Das brachte die Gemeinde auch zum Ausdruck, als sie vor gut drei Jahren einen Brief an alle Landratsmitglieder verschickte. Der Gemeinderat plädierte dafür, die in Besitz des Kantons befindliche Parzelle im Baurecht zu vergeben und sie nicht zum Spekulationsobjekt «verkommen» zu lassen. Der Landrat stimmte bei der Überführung der Parzelle ins Finanzvermögen aus grundsätzlichen Überlegungen zwar gegen den entsprechenden Antrag auf Vergabe im Baurecht des Sissacher Landrats Stefan Zemp. Dennoch kam die Genossenschaft mit ihrem Projekt bei der Regierung letztlich zum Handkuss.

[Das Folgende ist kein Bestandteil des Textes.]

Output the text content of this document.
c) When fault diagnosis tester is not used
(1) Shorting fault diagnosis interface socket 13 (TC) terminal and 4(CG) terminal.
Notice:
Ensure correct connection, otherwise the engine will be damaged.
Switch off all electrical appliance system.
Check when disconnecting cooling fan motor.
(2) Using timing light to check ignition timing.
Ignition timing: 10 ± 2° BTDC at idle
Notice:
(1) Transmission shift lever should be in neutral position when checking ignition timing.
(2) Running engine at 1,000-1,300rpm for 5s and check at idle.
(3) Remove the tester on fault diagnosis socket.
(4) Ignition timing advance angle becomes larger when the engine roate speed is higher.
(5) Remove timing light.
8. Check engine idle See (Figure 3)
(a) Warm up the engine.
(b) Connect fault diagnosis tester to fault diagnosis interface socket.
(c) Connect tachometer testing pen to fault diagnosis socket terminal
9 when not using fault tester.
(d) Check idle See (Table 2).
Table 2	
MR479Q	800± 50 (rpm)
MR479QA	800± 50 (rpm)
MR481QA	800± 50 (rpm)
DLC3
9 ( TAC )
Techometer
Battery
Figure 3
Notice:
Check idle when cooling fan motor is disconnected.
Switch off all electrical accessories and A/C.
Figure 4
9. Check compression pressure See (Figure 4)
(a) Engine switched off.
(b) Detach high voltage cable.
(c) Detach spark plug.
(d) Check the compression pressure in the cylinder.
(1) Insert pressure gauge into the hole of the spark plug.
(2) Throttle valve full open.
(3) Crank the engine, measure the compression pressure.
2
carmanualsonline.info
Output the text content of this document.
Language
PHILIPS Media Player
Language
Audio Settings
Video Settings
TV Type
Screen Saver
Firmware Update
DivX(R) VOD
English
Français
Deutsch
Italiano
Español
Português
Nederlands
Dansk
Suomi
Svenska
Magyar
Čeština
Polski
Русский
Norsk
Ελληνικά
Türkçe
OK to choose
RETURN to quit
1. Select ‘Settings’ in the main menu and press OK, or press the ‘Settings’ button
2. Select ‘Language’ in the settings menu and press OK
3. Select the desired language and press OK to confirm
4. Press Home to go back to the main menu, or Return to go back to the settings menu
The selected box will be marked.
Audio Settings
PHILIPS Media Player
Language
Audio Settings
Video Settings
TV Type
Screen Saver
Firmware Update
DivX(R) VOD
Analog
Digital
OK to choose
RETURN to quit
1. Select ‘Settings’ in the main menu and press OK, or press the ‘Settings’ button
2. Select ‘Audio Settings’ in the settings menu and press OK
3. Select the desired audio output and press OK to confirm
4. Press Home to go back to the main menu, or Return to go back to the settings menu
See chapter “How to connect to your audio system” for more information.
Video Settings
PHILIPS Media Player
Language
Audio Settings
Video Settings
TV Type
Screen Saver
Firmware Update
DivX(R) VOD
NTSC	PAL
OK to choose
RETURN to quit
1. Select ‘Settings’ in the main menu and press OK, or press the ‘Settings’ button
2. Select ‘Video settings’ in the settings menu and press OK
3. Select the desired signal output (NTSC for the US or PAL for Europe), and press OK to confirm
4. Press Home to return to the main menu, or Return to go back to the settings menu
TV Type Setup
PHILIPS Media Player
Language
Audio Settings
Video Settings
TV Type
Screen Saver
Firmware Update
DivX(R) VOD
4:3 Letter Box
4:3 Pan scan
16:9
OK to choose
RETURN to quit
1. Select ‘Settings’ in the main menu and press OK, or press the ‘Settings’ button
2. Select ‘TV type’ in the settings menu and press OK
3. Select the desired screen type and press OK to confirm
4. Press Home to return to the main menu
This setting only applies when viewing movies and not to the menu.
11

Mehr Zeit zu Hause verbringen
Der nächste Schritt bei der Realisierung ist es nun, Geld zu sammeln. Künftige Mietparteien müssen, wie bei einer Genossenschaft üblich, Anteilscheine zeichnen. Zudem will man Spenden sammeln und bei Banken sowie beim Bund Darlehen aufnehmen. Mittels Architekturwettbewerb soll gleichzeitig ein konkretes Bauprojekt ausgewählt werden, um damit in einem Jahr in das nötige Quartierplanverfahren zu steigen. Die Einwohnergemeindeversammlung muss den Quartierplan bewilligen. Läuft alles rund, könnte die Siedlung im Jahr 2026 bezogen werden.
Ob sich bis dann das Bedürfnis nach grösserem Wohnraum oder gar nach einem Einfamilienhaus wieder verflüchtigt hat? «Nur wegen eines Trends schmeissen wir unsere Pläne nicht über den Haufen», so Benninger. «Klar ist aber: Homeoffice wird auch in Zukunft ein Thema sein, das werden wir in unserer Planung berücksichtigen.» Denn gerade dafür böte die geplante Siedlung intelligente Lösungen. So könnten Gemeinschaftsräume beispielsweise als Büro genutzt werden, in der Siedlungsbar könnte man sich zur Kaffeepause oder zum Feierabendbier treffen.
«Wir wollen einen Lebensraum erschaffen, der die Bewohnenden generell dazu bringt, mehr Zeit zu Hause zu verbringen», so «Kordia»-Präsident Erbacher. «Denn viel zu oft nutzen die Menschen ihren viel zu grossen Wohnraum fast nur zum Schlafen.»